Following the engagement, Admiral Hipper returned to her course for Brest. The ship was continuing to experience engine problems and was running short of fuel. At 10.00 on 25 December, German look-outs sighted the cargo ship Jumma, which was proceeding independently and was now sunk by a single salvo from the cruiser’s main armament and two torpedoes. None of Jumma's crew of 111 survived.

Admiral Hipper docked at Brest on 27 December, a fact which made her the first major German warship to arrive at a port in German-occupied France. RAF Coastal Command aircraft had attempted to locate Admiral Hipper as she approached Brest, but had failed to do so.

The Germans were disappointed by the results of 'Nordseetour'. Admiral Hipper had not disrupted the patterns of Allied shipping, and the sortie had also demonstrated that the ship was not well suited to anti-shipping operations in the Atlantic as a result of her short range and unreliable engines. The engagement with the WS.5A convoy had also illustrated the problems with the deployment of single raiders into the Atlantic, as Admiral Hipper would have been at great risk had she been damaged. Raeder may also have been unhappy with Meisel’s decision to fight Berwick.
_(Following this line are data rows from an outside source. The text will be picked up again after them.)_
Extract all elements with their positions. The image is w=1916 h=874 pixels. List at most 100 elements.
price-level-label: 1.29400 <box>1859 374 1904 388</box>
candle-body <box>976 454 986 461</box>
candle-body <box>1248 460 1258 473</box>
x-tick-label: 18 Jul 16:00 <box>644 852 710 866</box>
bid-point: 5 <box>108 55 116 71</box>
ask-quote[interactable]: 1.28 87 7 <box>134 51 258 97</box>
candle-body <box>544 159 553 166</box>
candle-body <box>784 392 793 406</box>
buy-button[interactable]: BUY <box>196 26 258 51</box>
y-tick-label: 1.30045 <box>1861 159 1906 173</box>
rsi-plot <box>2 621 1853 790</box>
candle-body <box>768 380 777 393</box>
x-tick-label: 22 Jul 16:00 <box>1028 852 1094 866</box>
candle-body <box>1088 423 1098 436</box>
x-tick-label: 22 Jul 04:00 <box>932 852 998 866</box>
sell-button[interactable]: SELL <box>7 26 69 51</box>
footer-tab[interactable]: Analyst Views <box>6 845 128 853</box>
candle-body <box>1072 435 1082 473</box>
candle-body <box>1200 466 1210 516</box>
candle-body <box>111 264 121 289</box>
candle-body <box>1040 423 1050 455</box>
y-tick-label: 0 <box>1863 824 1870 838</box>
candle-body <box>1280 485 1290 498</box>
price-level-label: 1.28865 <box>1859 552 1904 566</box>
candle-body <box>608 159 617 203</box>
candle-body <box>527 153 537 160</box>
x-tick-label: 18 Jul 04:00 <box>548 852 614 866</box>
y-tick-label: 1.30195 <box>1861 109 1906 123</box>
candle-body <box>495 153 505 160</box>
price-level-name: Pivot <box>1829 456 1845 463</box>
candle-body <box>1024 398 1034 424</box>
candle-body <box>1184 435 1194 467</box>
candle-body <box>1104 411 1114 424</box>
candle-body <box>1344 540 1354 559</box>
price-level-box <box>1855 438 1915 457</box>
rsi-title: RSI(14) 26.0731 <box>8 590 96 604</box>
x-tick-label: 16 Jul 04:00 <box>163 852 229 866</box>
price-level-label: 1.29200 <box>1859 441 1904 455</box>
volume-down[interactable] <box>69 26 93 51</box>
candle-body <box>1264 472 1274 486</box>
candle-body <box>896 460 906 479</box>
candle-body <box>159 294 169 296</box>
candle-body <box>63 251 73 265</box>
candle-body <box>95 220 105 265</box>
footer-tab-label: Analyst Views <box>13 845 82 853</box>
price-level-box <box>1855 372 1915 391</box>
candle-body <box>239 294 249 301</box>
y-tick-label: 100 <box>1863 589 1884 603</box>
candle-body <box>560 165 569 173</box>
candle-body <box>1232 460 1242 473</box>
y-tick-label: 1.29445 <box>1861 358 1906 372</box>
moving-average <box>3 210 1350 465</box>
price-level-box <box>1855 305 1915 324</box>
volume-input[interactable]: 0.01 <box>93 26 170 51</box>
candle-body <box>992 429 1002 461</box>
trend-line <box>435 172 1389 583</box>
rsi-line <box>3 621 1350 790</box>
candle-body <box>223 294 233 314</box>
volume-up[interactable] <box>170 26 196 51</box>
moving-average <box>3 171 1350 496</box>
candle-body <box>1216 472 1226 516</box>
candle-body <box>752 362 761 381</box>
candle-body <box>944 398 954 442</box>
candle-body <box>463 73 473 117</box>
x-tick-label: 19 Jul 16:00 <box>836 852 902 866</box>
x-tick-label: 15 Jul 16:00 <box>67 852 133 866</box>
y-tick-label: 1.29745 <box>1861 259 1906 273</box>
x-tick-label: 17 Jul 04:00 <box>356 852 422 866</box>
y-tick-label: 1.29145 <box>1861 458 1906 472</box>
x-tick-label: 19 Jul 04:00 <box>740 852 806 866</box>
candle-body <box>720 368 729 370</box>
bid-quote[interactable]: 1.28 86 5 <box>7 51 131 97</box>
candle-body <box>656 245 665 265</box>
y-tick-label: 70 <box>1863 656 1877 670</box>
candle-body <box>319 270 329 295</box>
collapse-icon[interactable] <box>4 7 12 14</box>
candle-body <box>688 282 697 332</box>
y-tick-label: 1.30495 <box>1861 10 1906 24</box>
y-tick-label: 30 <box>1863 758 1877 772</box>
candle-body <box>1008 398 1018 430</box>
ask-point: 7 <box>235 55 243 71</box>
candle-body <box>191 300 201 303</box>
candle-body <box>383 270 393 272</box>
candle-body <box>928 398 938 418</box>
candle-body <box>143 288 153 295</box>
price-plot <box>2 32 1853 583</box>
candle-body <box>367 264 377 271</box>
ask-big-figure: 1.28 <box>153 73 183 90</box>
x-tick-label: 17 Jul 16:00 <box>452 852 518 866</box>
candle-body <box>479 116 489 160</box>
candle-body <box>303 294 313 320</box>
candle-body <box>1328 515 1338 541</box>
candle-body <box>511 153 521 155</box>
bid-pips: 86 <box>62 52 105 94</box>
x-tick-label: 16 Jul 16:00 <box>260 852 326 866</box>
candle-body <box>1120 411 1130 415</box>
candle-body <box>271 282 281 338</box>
The attack on the WS.5A convoy demonstrated to the British, however, the fact that surface raiders could pose a major threat to all North Atlantic convoys. The Royal Navy therefore immediately started to assign major warships to escort convoys wherever and whenever this was possible. Naiad was ordered to rejoin the WS.5A convoy, and the light cruiser Kenya was dispatched to protect two SL convoys that were approaching the UK from Sierra Leone. The battle-cruiser Repulse and light cruiser Nigeria also sailed to guard convoys in the western Atlantic. Force 'H', the powerful British squadron based at Gibraltar, included an aircraft carrier and a battle-cruiser, and also entered the Atlantic on 25 December. During February and March 1941 escorting battleships forced the two 'Scharnhorst' class battle-cruisers to break off two attacks against convoys when they were operating in the Atlantic during 'Berlin'.

'Excess' was delayed by the disruption caused by the attack on the WS.5A convoy, and this period of delay allowed the Germans to deploy a powerful Luftwaffe anti-shipping force into the Mediterranean theatre.